The thymus is an organ located behind the breastbone that makes T cells -- in fact, it puts the "T" in "T cell." Normally, its work takes place before birth and during the growing years. After puberty, the thymus typically fills with fatty tissue and becomes dormant. But by then, most people have all the T cells they need -- unless those cells are destroyed.
HIV destroys T cells. And previous studies have indicated that the virus can also infect and destroy thymus tissue. However, a few years ago, patients began to show increases in T cells in response to drug cocktails and other therapies. The mystery was where those T cells were coming from.
In 1995, McCune and his team of researchers began to study HIV-infected and healthy adults in search of the answer. Their project was funded by grants from the National Institutes of Health, the Pediatric AIDS Foundation, and the Center for AIDS Research at UCSF. And their subjects -- more than 200 people -- were enlisted by Project Inform and ACT UP Golden Gate.
"It would never have been possible to do this [study] without the help of these organizations," McCune says. "They recruited the patients, they got people to the hospital, and they got blood from them. Project Inform and ACT UP Golden Gate actually drove to these people's houses and got their blood samples."
The study yielded a rare result in modern science: an outcome not predicted by any textbook or clinical experience. The biggest surprise, of course, was that McCune and his team found thymus tissue in HIV-infected adults. In adults older than 40, the difference was particularly dramatic. Thymus was present in five out of 10 HIV patients older than 40, while there was no trace of thymus at all in their healthy counterparts.

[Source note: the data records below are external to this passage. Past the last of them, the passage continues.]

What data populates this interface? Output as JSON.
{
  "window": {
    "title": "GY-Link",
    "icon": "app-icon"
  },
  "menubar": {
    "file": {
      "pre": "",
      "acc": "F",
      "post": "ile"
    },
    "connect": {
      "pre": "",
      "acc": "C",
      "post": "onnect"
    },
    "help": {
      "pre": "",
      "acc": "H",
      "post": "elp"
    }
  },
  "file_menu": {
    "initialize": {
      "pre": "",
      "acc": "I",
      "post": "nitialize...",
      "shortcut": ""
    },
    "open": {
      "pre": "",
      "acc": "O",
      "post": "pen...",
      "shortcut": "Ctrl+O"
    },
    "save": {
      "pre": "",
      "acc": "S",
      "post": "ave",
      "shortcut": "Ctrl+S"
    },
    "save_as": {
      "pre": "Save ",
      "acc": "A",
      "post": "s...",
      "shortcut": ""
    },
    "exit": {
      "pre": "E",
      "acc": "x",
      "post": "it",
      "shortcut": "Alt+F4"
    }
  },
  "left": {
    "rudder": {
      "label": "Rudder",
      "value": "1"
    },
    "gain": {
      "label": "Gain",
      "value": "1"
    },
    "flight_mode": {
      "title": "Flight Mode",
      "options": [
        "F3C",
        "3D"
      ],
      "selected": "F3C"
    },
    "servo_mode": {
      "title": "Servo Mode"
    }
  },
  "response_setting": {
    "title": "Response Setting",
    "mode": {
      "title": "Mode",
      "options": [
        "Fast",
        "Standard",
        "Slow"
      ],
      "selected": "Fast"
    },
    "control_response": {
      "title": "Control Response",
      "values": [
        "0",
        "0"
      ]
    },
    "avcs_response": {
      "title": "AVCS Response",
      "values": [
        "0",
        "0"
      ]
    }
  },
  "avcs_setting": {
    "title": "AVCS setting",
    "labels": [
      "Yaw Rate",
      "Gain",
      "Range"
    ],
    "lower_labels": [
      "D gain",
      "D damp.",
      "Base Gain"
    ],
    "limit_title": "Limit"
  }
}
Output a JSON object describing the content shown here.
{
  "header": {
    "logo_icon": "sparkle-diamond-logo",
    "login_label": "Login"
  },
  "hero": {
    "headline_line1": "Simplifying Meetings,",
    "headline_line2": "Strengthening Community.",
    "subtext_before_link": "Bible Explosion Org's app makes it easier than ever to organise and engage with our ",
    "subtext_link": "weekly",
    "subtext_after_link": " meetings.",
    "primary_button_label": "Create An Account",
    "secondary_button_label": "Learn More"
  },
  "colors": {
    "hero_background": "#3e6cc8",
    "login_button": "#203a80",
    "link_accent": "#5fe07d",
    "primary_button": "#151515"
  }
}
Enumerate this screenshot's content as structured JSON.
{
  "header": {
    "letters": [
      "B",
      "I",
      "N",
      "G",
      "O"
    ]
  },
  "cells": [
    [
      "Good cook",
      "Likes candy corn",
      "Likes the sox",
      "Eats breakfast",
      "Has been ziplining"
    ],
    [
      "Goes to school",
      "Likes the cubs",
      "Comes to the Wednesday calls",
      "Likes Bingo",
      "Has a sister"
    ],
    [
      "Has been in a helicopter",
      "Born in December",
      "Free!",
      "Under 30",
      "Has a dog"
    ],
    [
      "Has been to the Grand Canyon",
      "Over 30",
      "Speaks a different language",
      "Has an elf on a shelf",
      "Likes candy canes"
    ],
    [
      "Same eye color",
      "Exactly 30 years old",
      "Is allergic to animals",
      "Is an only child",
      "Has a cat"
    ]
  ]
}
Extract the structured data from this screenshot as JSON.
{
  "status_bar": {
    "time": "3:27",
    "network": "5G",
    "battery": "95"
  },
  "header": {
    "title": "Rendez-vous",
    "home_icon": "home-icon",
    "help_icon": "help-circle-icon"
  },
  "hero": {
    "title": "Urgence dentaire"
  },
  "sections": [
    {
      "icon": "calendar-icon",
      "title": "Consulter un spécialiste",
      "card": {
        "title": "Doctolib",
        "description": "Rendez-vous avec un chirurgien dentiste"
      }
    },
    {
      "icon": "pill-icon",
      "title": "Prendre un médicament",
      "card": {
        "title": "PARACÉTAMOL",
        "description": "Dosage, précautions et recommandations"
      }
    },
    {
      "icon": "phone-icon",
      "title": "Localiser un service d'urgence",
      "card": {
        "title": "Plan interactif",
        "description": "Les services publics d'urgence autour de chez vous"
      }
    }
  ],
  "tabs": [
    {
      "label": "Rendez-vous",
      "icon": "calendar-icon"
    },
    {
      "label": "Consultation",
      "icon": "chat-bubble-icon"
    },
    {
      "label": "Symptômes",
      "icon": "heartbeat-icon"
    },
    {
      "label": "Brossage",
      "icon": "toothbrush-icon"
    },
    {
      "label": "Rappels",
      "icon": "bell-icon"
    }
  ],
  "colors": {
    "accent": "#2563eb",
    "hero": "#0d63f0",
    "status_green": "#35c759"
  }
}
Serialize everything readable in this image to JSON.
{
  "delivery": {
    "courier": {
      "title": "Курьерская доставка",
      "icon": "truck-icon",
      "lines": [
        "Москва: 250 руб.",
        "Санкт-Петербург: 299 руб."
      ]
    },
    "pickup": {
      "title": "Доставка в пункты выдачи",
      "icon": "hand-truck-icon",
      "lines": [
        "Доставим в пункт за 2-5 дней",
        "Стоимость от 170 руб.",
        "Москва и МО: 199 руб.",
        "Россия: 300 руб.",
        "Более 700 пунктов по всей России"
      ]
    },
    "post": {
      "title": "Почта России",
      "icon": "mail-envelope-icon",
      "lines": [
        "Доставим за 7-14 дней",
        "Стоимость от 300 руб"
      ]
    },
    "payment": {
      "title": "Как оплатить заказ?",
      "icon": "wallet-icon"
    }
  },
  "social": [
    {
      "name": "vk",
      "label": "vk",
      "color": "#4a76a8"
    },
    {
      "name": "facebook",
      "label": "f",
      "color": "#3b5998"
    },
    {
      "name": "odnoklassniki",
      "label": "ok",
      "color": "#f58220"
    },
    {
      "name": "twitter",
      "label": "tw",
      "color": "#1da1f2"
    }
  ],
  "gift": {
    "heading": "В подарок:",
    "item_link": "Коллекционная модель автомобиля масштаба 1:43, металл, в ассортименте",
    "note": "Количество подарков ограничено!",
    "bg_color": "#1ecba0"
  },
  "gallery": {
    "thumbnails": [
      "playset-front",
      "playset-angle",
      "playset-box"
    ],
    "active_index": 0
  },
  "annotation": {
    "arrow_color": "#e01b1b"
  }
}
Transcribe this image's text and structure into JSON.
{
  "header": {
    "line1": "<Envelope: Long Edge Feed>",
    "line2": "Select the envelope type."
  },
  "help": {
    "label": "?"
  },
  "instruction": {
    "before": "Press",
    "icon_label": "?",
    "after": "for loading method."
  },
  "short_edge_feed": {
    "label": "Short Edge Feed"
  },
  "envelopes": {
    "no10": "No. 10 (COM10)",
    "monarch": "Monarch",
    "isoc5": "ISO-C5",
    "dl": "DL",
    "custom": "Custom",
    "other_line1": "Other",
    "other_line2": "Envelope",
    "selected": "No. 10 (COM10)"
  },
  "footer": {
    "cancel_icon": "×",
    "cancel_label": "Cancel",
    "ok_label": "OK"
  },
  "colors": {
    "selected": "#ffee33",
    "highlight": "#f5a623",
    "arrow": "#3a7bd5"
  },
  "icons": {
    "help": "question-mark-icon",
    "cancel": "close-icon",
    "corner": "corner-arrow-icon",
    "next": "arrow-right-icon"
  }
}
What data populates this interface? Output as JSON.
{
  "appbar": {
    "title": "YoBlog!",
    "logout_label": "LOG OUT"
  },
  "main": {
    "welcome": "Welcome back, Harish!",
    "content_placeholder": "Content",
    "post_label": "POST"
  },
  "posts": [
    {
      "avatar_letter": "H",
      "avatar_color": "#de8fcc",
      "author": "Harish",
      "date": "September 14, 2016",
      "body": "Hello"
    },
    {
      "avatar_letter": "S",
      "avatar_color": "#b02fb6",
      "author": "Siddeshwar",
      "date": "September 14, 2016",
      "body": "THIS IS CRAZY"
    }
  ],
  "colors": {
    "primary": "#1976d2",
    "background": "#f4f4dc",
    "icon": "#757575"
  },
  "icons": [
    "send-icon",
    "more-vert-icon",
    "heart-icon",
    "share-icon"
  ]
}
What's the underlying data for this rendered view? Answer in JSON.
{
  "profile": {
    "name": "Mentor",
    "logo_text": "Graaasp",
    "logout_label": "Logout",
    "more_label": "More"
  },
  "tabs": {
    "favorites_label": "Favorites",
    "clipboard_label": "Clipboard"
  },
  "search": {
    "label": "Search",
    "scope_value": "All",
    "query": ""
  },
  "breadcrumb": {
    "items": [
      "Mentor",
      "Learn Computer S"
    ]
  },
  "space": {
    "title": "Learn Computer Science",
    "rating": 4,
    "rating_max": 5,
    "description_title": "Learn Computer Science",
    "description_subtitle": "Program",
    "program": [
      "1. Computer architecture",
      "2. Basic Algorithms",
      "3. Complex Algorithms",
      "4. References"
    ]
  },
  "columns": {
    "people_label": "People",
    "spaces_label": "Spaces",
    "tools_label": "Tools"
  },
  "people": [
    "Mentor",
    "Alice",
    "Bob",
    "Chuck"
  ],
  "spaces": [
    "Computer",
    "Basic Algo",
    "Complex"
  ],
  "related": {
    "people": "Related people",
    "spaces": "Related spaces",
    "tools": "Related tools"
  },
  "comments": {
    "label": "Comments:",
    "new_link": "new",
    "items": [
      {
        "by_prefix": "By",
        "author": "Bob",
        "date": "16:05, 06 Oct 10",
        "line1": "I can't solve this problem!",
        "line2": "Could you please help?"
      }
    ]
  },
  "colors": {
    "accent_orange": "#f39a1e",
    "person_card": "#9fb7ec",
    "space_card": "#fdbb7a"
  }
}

The most exciting theory here, says McCune, is that the bodies of some HIV-positive patients have somehow reactivated their thymuses in response to a low T cell count, or some other reaction. This theory appears more likely when you consider that other parts of the body work the same way. For instance, in anemic patients, elements launched from the kidneys "tell" the bone marrow to start producing red blood cells because those cells are in short supply.
"All biological systems have feedback which fine-tunes the system," says McCune. "[The thymus] is obviously reacting to something."
Of course, unlocking one mystery leads to several more. One of the continuing studies McCune and his colleagues have launched focuses on developing a better test for thymus. The method used for his previous research -- a combination of radiology and antibody tests -- is expensive and complicated.
A flurry of other studies, likely to include invasive procedures to actually remove thymus tissue and test it, are sure to follow. All of this now leads to the next big questions: How do you turn the thymus back on? And can doctors learn to "instruct" a patient's body to replace destroyed T cells?
The most immediate impact of McCune's work is likely to be seen in measuring the effects of drug cocktails and immune system therapies. At the very least, researchers now know that a patient may have thymus and, therefore, the ability to produce T cells, which may help explain why some patients respond better to certain drugs than do others. To be more effective, those patients would likely be treated differently than patients with no thymus present. In other words -- one plan of action no longer needs to fit everyone.